Dangerous system would be:
1st - 6%
2nd - 12%
3rd - 24%
4th - 48%
In other words, on average you are going to lose 1/2 your freighters if your enemy sets up fleets along your supply lines. Going into a safe system would drop your chance of losing a freighter to zero, and it would start over. The math is simplistic. I roughly sketch out a division as follows:
Safe:
Colonized system (no enemy ships)
Colonized system (friendly and enemy ships)
Uncolonized system (friendly ships present)
Uncertain:
Colonized system (neutral ships present?)
Uncolonized system (no enemy ships)
Uncolonized system (friendly and enemy ships)
Dangerous:
Colonized system (enemy ships present)
Uncolonized system (enemy ships present)
This is totally automated, all you have to do is colonize wisely and leave your ships out to defend your lines of transport. no micromanagement at all! The math is also pretty simple. It might not be easy to calculate in your head but it sure isn't hard to program. All it requies is a loop with a counter that resets when it hits a safe spot.
So if you went:
SUUUDUDUUS
You chance to lose a given freighter would be:
S-3-4.5-6.75-13.5-20.25-40.5-60.75-91.125-S
It can be exact numbers as I've done, or it can be cropped, or it can be rounded. The numbers change only slightly. What I've done is for uncertain systems, the first one has a chance of 3% and a 1.5x multiplier ever after, and the Dangerous systems start at 6% and have a 2x multiplier.
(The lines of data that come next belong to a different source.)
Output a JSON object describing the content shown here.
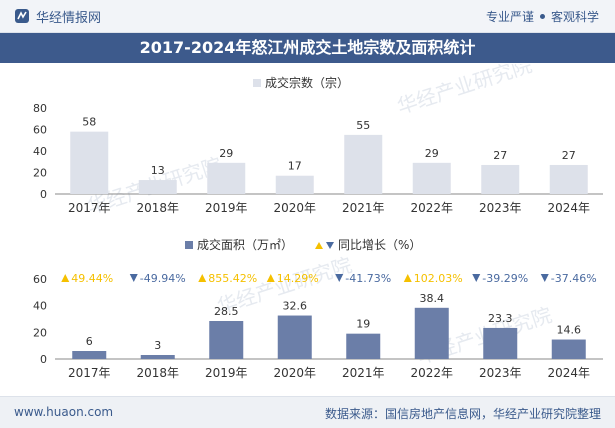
{
  "header": {
    "brand": "华经情报网",
    "slogan_left": "专业严谨",
    "slogan_right": "客观科学"
  },
  "title": "2017-2024年怒江州成交土地宗数及面积统计",
  "watermark": "华经产业研究院",
  "chart_data": [
    {
      "type": "bar",
      "categories": [
        "2017年",
        "2018年",
        "2019年",
        "2020年",
        "2021年",
        "2022年",
        "2023年",
        "2024年"
      ],
      "series": [
        {
          "name": "成交宗数（宗）",
          "values": [
            58,
            13,
            29,
            17,
            55,
            29,
            27,
            27
          ],
          "color": "#dde1ea"
        }
      ],
      "ylim": [
        0,
        80
      ],
      "yticks": [
        0,
        20,
        40,
        60,
        80
      ],
      "grid": false,
      "legend": "top-center"
    },
    {
      "type": "bar",
      "categories": [
        "2017年",
        "2018年",
        "2019年",
        "2020年",
        "2021年",
        "2022年",
        "2023年",
        "2024年"
      ],
      "series": [
        {
          "name": "成交面积（万㎡）",
          "values": [
            6,
            3,
            28.5,
            32.6,
            19,
            38.4,
            23.3,
            14.6
          ],
          "color": "#6b7ea8"
        }
      ],
      "yoy_name": "同比增长（%）",
      "yoy": [
        {
          "label": "49.44%",
          "dir": "up"
        },
        {
          "label": "-49.94%",
          "dir": "down"
        },
        {
          "label": "855.42%",
          "dir": "up"
        },
        {
          "label": "14.29%",
          "dir": "up"
        },
        {
          "label": "-41.73%",
          "dir": "down"
        },
        {
          "label": "102.03%",
          "dir": "up"
        },
        {
          "label": "-39.29%",
          "dir": "down"
        },
        {
          "label": "-37.46%",
          "dir": "down"
        }
      ],
      "colors": {
        "up": "#f5c000",
        "down": "#4a6aa0"
      },
      "ylim": [
        0,
        60
      ],
      "yticks": [
        0,
        20,
        40,
        60
      ],
      "grid": false,
      "legend": "top-center"
    }
  ],
  "footer": {
    "site": "www.huaon.com",
    "source": "数据来源：国信房地产信息网，华经产业研究院整理"
  }
}
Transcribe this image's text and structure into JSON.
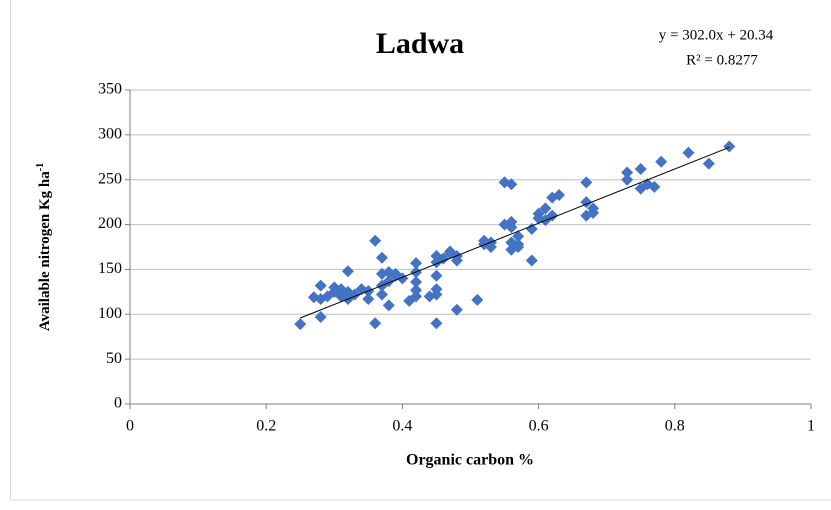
{
  "chart_data": {
    "type": "scatter",
    "title": "Ladwa",
    "equation": "y = 302.0x + 20.34",
    "r_squared": "R² = 0.8277",
    "trendline": {
      "slope": 302.0,
      "intercept": 20.34
    },
    "x_label": "Organic carbon %",
    "y_label": "Available nitrogen Kg ha",
    "y_label_sup": "-1",
    "color": "#4472c4",
    "xlim": [
      0,
      1
    ],
    "xticks": [
      0,
      0.2,
      0.4,
      0.6,
      0.8,
      1
    ],
    "ylim": [
      0,
      350
    ],
    "yticks": [
      0,
      50,
      100,
      150,
      200,
      250,
      300,
      350
    ],
    "grid": true,
    "series": [
      {
        "name": "Ladwa",
        "color": "#4472c4",
        "x": [
          0.25,
          0.27,
          0.28,
          0.28,
          0.28,
          0.29,
          0.3,
          0.3,
          0.31,
          0.31,
          0.32,
          0.32,
          0.32,
          0.33,
          0.34,
          0.35,
          0.35,
          0.36,
          0.36,
          0.37,
          0.37,
          0.37,
          0.37,
          0.38,
          0.38,
          0.38,
          0.39,
          0.39,
          0.4,
          0.41,
          0.42,
          0.42,
          0.42,
          0.42,
          0.42,
          0.44,
          0.45,
          0.45,
          0.45,
          0.45,
          0.45,
          0.45,
          0.46,
          0.47,
          0.47,
          0.48,
          0.48,
          0.48,
          0.51,
          0.52,
          0.52,
          0.53,
          0.53,
          0.55,
          0.55,
          0.56,
          0.56,
          0.56,
          0.56,
          0.56,
          0.57,
          0.57,
          0.57,
          0.59,
          0.59,
          0.6,
          0.6,
          0.61,
          0.61,
          0.62,
          0.62,
          0.63,
          0.67,
          0.67,
          0.67,
          0.68,
          0.68,
          0.73,
          0.73,
          0.75,
          0.75,
          0.76,
          0.77,
          0.78,
          0.82,
          0.85,
          0.88
        ],
        "values": [
          89,
          119,
          132,
          97,
          117,
          120,
          125,
          130,
          128,
          120,
          148,
          117,
          125,
          122,
          128,
          126,
          117,
          182,
          90,
          163,
          145,
          122,
          132,
          110,
          147,
          137,
          143,
          145,
          140,
          115,
          120,
          127,
          136,
          157,
          147,
          120,
          90,
          122,
          128,
          143,
          158,
          165,
          162,
          168,
          170,
          160,
          165,
          105,
          116,
          182,
          178,
          175,
          180,
          247,
          200,
          245,
          203,
          197,
          172,
          180,
          178,
          187,
          175,
          160,
          195,
          207,
          212,
          218,
          205,
          210,
          230,
          233,
          247,
          225,
          210,
          218,
          213,
          258,
          250,
          262,
          240,
          245,
          242,
          270,
          280,
          268,
          287
        ]
      }
    ]
  }
}
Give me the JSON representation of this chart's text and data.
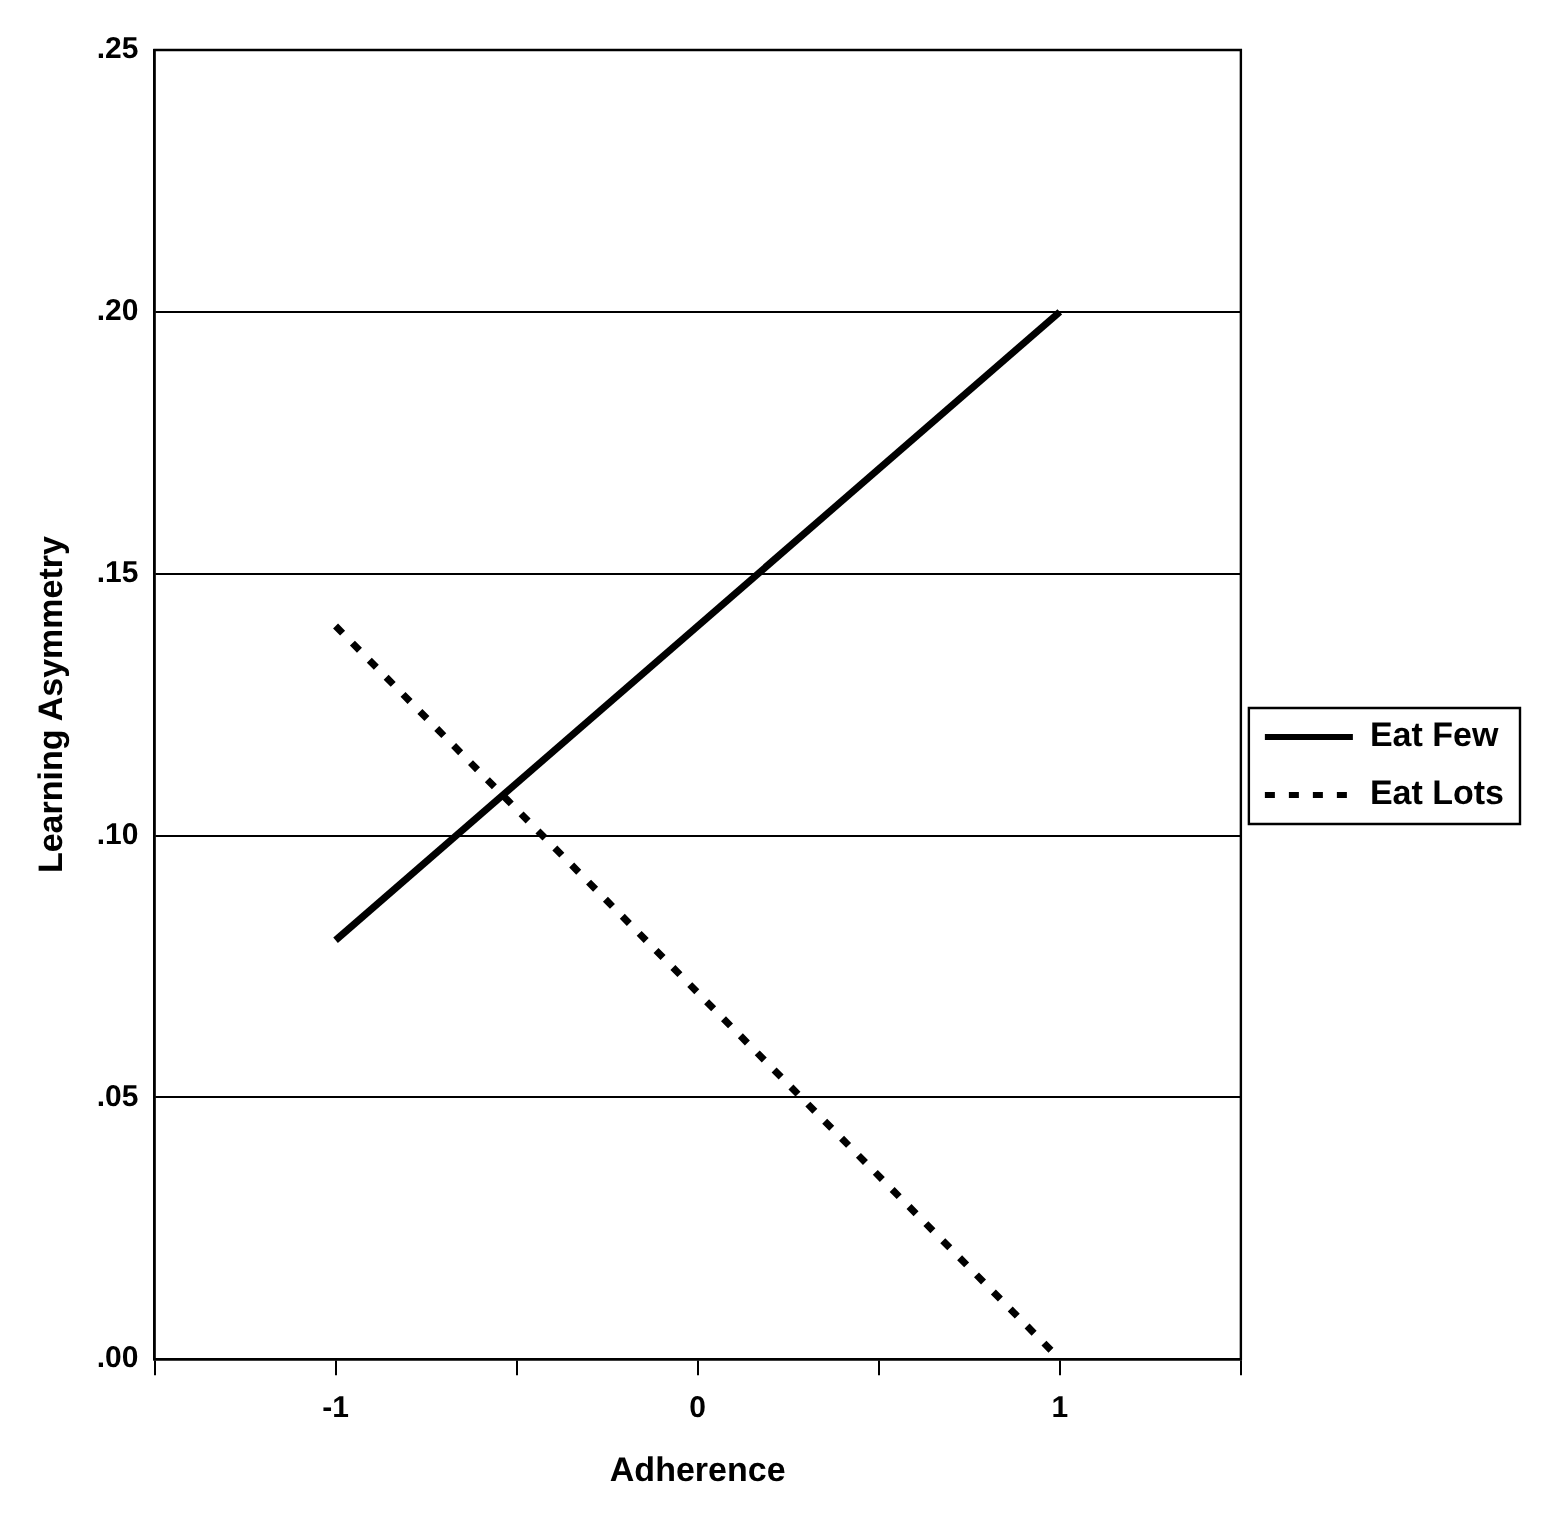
{
  "chart_data": {
    "type": "line",
    "xlabel": "Adherence",
    "ylabel": "Learning Asymmetry",
    "x": [
      -1,
      1
    ],
    "series": [
      {
        "name": "Eat Few",
        "color": "#000000",
        "values": [
          0.08,
          0.2
        ],
        "line_style": "solid"
      },
      {
        "name": "Eat Lots",
        "color": "#000000",
        "values": [
          0.14,
          0.0
        ],
        "line_style": "dotted"
      }
    ],
    "xlim": [
      -1.5,
      1.5
    ],
    "xticks": [
      {
        "value": -1.5,
        "label": null
      },
      -1,
      {
        "value": -0.5,
        "label": null
      },
      0,
      {
        "value": 0.5,
        "label": null
      },
      1,
      {
        "value": 1.5,
        "label": null
      }
    ],
    "ylim": [
      0,
      0.25
    ],
    "yticks": [
      {
        "value": 0,
        "label": ".00"
      },
      {
        "value": 0.05,
        "label": ".05"
      },
      {
        "value": 0.1,
        "label": ".10"
      },
      {
        "value": 0.15,
        "label": ".15"
      },
      {
        "value": 0.2,
        "label": ".20"
      },
      {
        "value": 0.25,
        "label": ".25"
      }
    ],
    "grid": "y",
    "legend": "right",
    "marker": "none"
  }
}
Obviously those numbers need tweaking. But heck, if you're sending your freighters through 8 systems that you don't control, you should expect to lose 9 out of 10!
Oh I forgot to mention, the logic behind my choosing this is that the population distribution of your empire is IMPORTANT, but whether it is star shaped, linear, like an hourglass, etc, doesn't matter. You can be the spine of the galaxy and as long as you're connected you're a-okay. Note that if you are just a single line of star systems you are still more vulnerable than in a star formation - your enemy can take over one system and divide your empire in half. That means you immediately lose 6% of your freighters passing though. If you're distributed in a circle/star shape, you will be more resilient to that effect.